En azından aynı cezaevinde olsunlar
Türkiye’de adaletin olduğuna dair inancının olmadığını dile getiren Güler, oğlu ve eşinin İzmir’de ayrı cezaevlerinde olduğunu, ikisinin de tedavi gördüğünü anlatarak, “Eğer adalet olsaydı, ikisi farklı cezaevinde olmazdı. Hasta babasına refakatçilik yapardı. Yine oğlum hastalığına rağmen tekli hücrede tutuluyor. Bu mu Adalet? Hasta olan biri nasıl tekli hücrede tutulur?” diye sordu.

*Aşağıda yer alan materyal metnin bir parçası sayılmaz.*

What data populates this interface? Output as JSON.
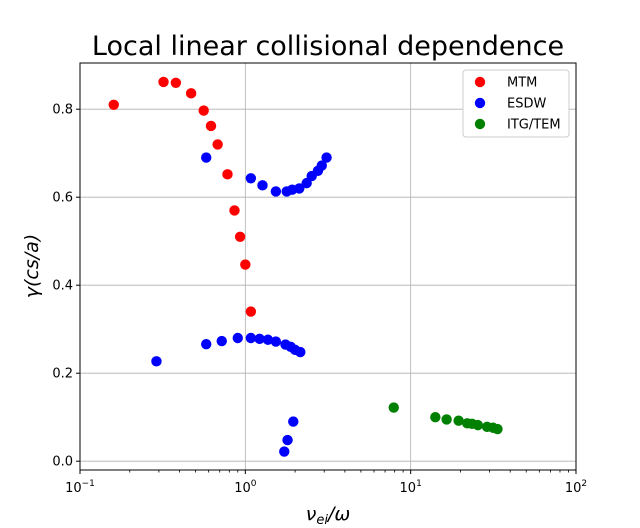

Güler, bir yıl boyunca sürdürdükleri Adalet Nöbeti’ne rağmen görüştükleri siyasi partilerin taleplerini gündemlerine alma sözü verdiğini, ancak geçen süreye rağmen bu konuda bir adım atmadıklarını kaydetti.
Tecavüz failleri affedildi siyasiler bırakılmıyor
Cumhurbaşkanı’nın af yetkisini kullanarak çeşitli suçlardan hüküm giyenleri serbest bıraktığını hatırlatan Güler, “Uyuşturucu, kadın katili ve darbede ceza alan kişiler serbest bırakılıyor. Ancak söz konusu siyasi tutuklu Kürt olduğu zaman bırakılmıyor” dedi.
ATK yüzünden tutsaklar hayatını kaybediyor
Tekerlekli sandalye ile yaşamını sürdüren ve temel ihtiyacını karşılayamayacak durumda olan eşine Adli Tıp Kurumu’nun (ATK) “cezaevinde kalabilir raporu” vermesine tepki gösteren Güler, “ATK hasta tutuklular için cezaevinde ‘kalabilir dedikleri’ tutuklu yaşamını yitirdi. ATK neden bu yapıyor? Hasta tutuklular durumları ağırlaşıyor, artık tedavi için yapacak bir durumları kalmadığı için serbest kalıyor. Serbest kaldıktan birkaç hafta ya da aydan sonra yaşamını yitiriyorlar. Bari bırakın biz tedavi edelim” dedi.
Aileler de cezalandırılıyor
Eşitinin, ailesinin ikamet ettiği Amed’den uzak yerlere sevk edilmesine de tepki gösteren Güler, “Aileler, tutuklularını görüşlerine gittiklerinde yolda kaza yapıyor. Bu kazalarda yaşamını yitirenlerde var. Bir defa biz de kaza geçirdik. Bu eziyeti neden hem tutuklulara hem de ailelere yapıyorsunuz. Bununla aileleri de cezalandırıyorlar” diyerek duyarlılık çağrısında bulundu.